I like to read a funny novel once in a while but when I’m in the mood, I never seem to know what I should pick. So when I discovered the ten books you can see on the picture, offered as a collection for only 9£ by the book people (only available in the UK), I had to have them as they were called a “collection of classic funny British and American novels”. One of the books, Lucky Jim, has been recommended to me by a friend as the funniest novel she has ever read.

Here are the ten novels:

Cold Comfort Farm by Stella Gibbons

Lucky Jim by Kingsley Amis

The Diary of a Nobody by George and Weedon Grossmith

Scoop by Evelyn Waugh

A Confederacy of Dunces by John Kennedy Toole

Three Men in a Boat by Jerome K. Jerome

Mapp and Lucia by E.F. Benson

Nothing….Except my Genius by Oscar Wilde

Raffles: The Amateur Cracksman by E. W. Hornung

Modern Baptists by James Wilcox

The funniest books I’ve read so far were

John Steinbeck’s Cannery Row

Helen Fielding’s Bridget Jones’ Diary

Douglas Adams’ The Hitchhiker’s Guide to the Galaxy,

Erich Kästner’s Drei Männer im Schnee – Three Men in the Snow (oop)

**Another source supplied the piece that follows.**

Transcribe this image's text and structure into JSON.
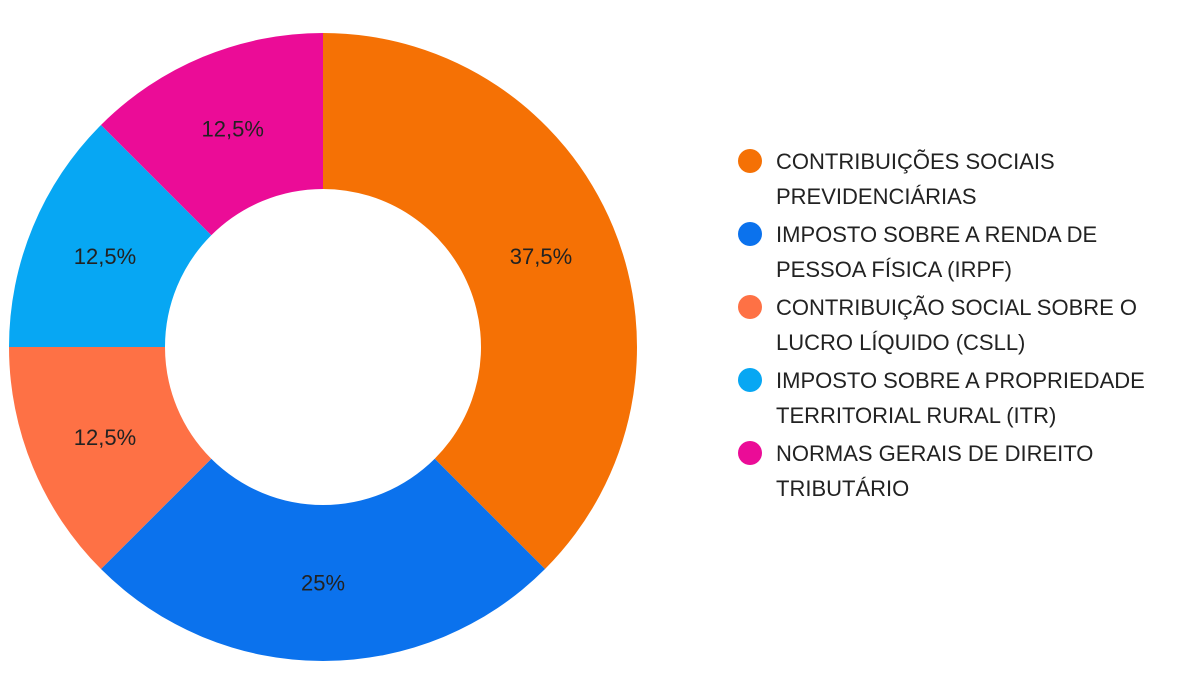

Philippe Jaenada’s Le chameau sauvage (not translated)

I also thought that Janet Evanovitch’s One For the Money was very funny. Other than that, I’m a bit at a loss.

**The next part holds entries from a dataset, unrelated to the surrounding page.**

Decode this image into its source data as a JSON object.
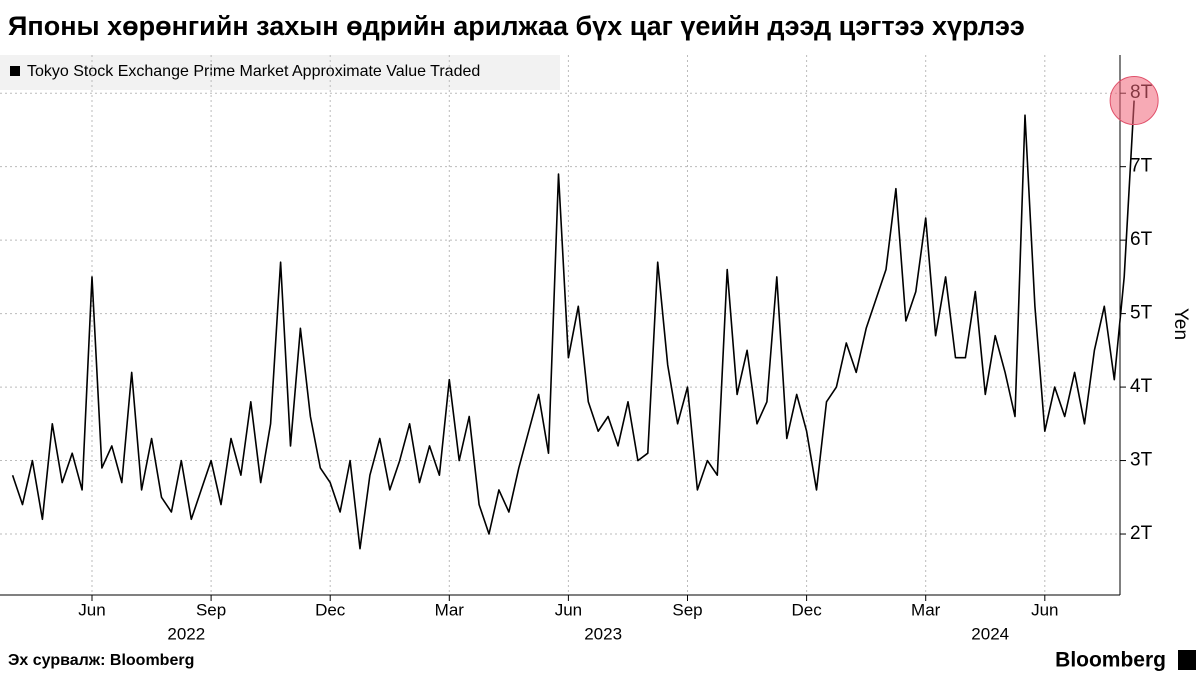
{
  "chart_data": {
    "type": "line",
    "title": "Японы хөрөнгийн захын өдрийн арилжаа бүх цаг үеийн дээд цэгтээ хүрлээ",
    "y_label": "Yen",
    "source": "Эх сурвалж: Bloomberg",
    "brand": "Bloomberg",
    "legend_position": "top-left",
    "grid": true,
    "x": [
      "2022-04",
      "2022-04",
      "2022-04",
      "2022-04",
      "2022-05",
      "2022-05",
      "2022-05",
      "2022-05",
      "2022-06",
      "2022-06",
      "2022-06",
      "2022-06",
      "2022-07",
      "2022-07",
      "2022-07",
      "2022-07",
      "2022-08",
      "2022-08",
      "2022-08",
      "2022-08",
      "2022-09",
      "2022-09",
      "2022-09",
      "2022-09",
      "2022-10",
      "2022-10",
      "2022-10",
      "2022-10",
      "2022-11",
      "2022-11",
      "2022-11",
      "2022-11",
      "2022-12",
      "2022-12",
      "2022-12",
      "2022-12",
      "2023-01",
      "2023-01",
      "2023-01",
      "2023-01",
      "2023-02",
      "2023-02",
      "2023-02",
      "2023-02",
      "2023-03",
      "2023-03",
      "2023-03",
      "2023-03",
      "2023-04",
      "2023-04",
      "2023-04",
      "2023-04",
      "2023-05",
      "2023-05",
      "2023-05",
      "2023-05",
      "2023-06",
      "2023-06",
      "2023-06",
      "2023-06",
      "2023-07",
      "2023-07",
      "2023-07",
      "2023-07",
      "2023-08",
      "2023-08",
      "2023-08",
      "2023-08",
      "2023-09",
      "2023-09",
      "2023-09",
      "2023-09",
      "2023-10",
      "2023-10",
      "2023-10",
      "2023-10",
      "2023-11",
      "2023-11",
      "2023-11",
      "2023-11",
      "2023-12",
      "2023-12",
      "2023-12",
      "2023-12",
      "2024-01",
      "2024-01",
      "2024-01",
      "2024-01",
      "2024-02",
      "2024-02",
      "2024-02",
      "2024-02",
      "2024-03",
      "2024-03",
      "2024-03",
      "2024-03",
      "2024-04",
      "2024-04",
      "2024-04",
      "2024-04",
      "2024-05",
      "2024-05",
      "2024-05",
      "2024-05",
      "2024-06",
      "2024-06",
      "2024-06",
      "2024-06",
      "2024-07",
      "2024-07",
      "2024-07",
      "2024-07",
      "2024-08",
      "2024-08"
    ],
    "series": [
      {
        "name": "Tokyo Stock Exchange Prime Market Approximate Value Traded",
        "color": "#000000",
        "values": [
          2.8,
          2.4,
          3.0,
          2.2,
          3.5,
          2.7,
          3.1,
          2.6,
          5.5,
          2.9,
          3.2,
          2.7,
          4.2,
          2.6,
          3.3,
          2.5,
          2.3,
          3.0,
          2.2,
          2.6,
          3.0,
          2.4,
          3.3,
          2.8,
          3.8,
          2.7,
          3.5,
          5.7,
          3.2,
          4.8,
          3.6,
          2.9,
          2.7,
          2.3,
          3.0,
          1.8,
          2.8,
          3.3,
          2.6,
          3.0,
          3.5,
          2.7,
          3.2,
          2.8,
          4.1,
          3.0,
          3.6,
          2.4,
          2.0,
          2.6,
          2.3,
          2.9,
          3.4,
          3.9,
          3.1,
          6.9,
          4.4,
          5.1,
          3.8,
          3.4,
          3.6,
          3.2,
          3.8,
          3.0,
          3.1,
          5.7,
          4.3,
          3.5,
          4.0,
          2.6,
          3.0,
          2.8,
          5.6,
          3.9,
          4.5,
          3.5,
          3.8,
          5.5,
          3.3,
          3.9,
          3.4,
          2.6,
          3.8,
          4.0,
          4.6,
          4.2,
          4.8,
          5.2,
          5.6,
          6.7,
          4.9,
          5.3,
          6.3,
          4.7,
          5.5,
          4.4,
          4.4,
          5.3,
          3.9,
          4.7,
          4.2,
          3.6,
          7.7,
          5.1,
          3.4,
          4.0,
          3.6,
          4.2,
          3.5,
          4.5,
          5.1,
          4.1,
          5.5,
          7.9
        ]
      }
    ],
    "ylim": [
      1.17,
      8.52
    ],
    "yticks": [
      {
        "value": 2,
        "label": "2T"
      },
      {
        "value": 3,
        "label": "3T"
      },
      {
        "value": 4,
        "label": "4T"
      },
      {
        "value": 5,
        "label": "5T"
      },
      {
        "value": 6,
        "label": "6T"
      },
      {
        "value": 7,
        "label": "7T"
      },
      {
        "value": 8,
        "label": "8T"
      }
    ],
    "xticks": [
      {
        "value": "2022-06",
        "label": "Jun"
      },
      {
        "value": "2022-09",
        "label": "Sep"
      },
      {
        "value": "2022-12",
        "label": "Dec"
      },
      {
        "value": "2023-03",
        "label": "Mar"
      },
      {
        "value": "2023-06",
        "label": "Jun"
      },
      {
        "value": "2023-09",
        "label": "Sep"
      },
      {
        "value": "2023-12",
        "label": "Dec"
      },
      {
        "value": "2024-03",
        "label": "Mar"
      },
      {
        "value": "2024-06",
        "label": "Jun"
      }
    ],
    "years": [
      "2022",
      "2023",
      "2024"
    ]
  }
}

The problem with recommendations for funny novels stems obviously from the fact that the sense of humour of one person is so very different from the sense of humour of another one. I even suspect that relationships have ended due to incompatibilities in that department (following right after incompatible tastes in music). Especially satire and black humour aren’t everybody’s cup of tea. While I consider the movie No Man’s Land to be extremely funny, other people think it’s in bad taste to laugh about three guys trapped between enemy trenches with a bomb strapped to one of them.

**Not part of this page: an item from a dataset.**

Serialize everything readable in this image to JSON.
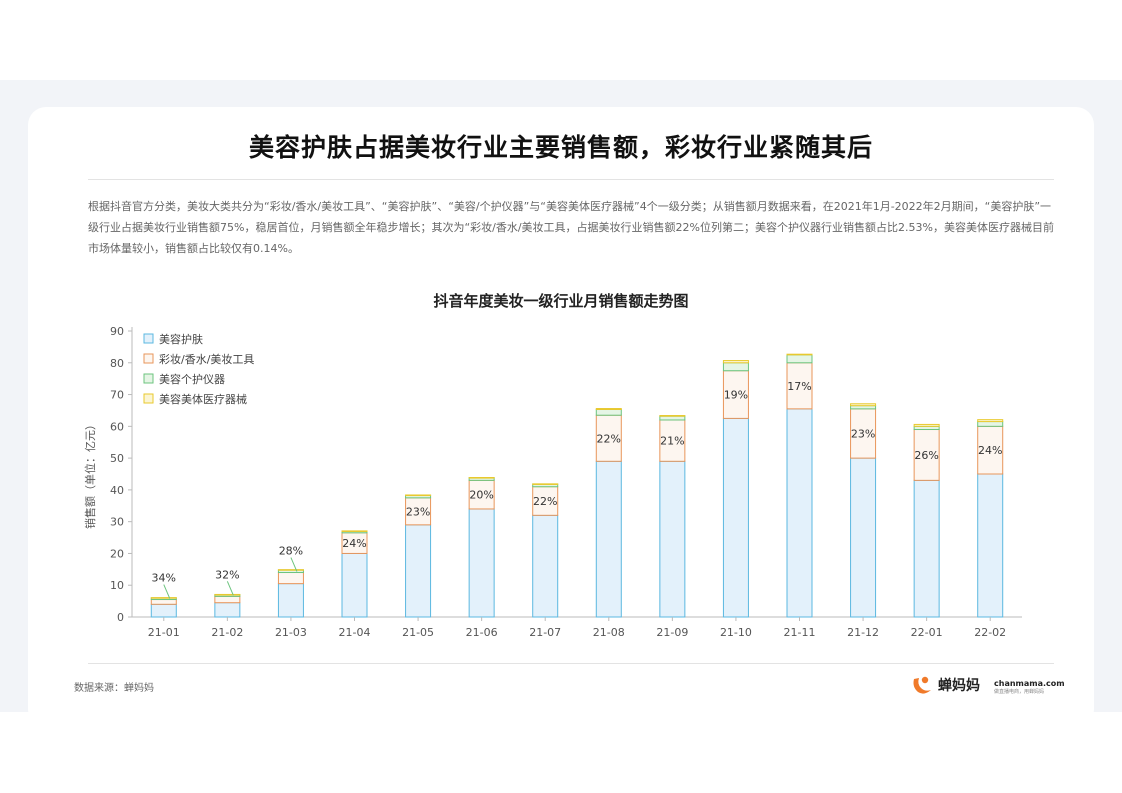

What is considered to be funny or comic and why is a topic even great minds deemed worthy of analysis. If you are interested to explore this some more I can recommend two classic essays which are quite interesting, Bergson’s Laughter: An Essay on the Meaning of the Comic – Le rire: Essai sur la signification du comique  and Freud’s The Joke and Its Relation to the Unconscious – Der Witz und seine Beziehung zum Unbewussten.

While I could make a long list of funny movies and series (and might do so in a future post), I have, as you may have realized, a hard time to come up with a similar book list.

Do you know any of the novels in my collection? Do you consider them to be really funny? Which are the funniest novels you have read?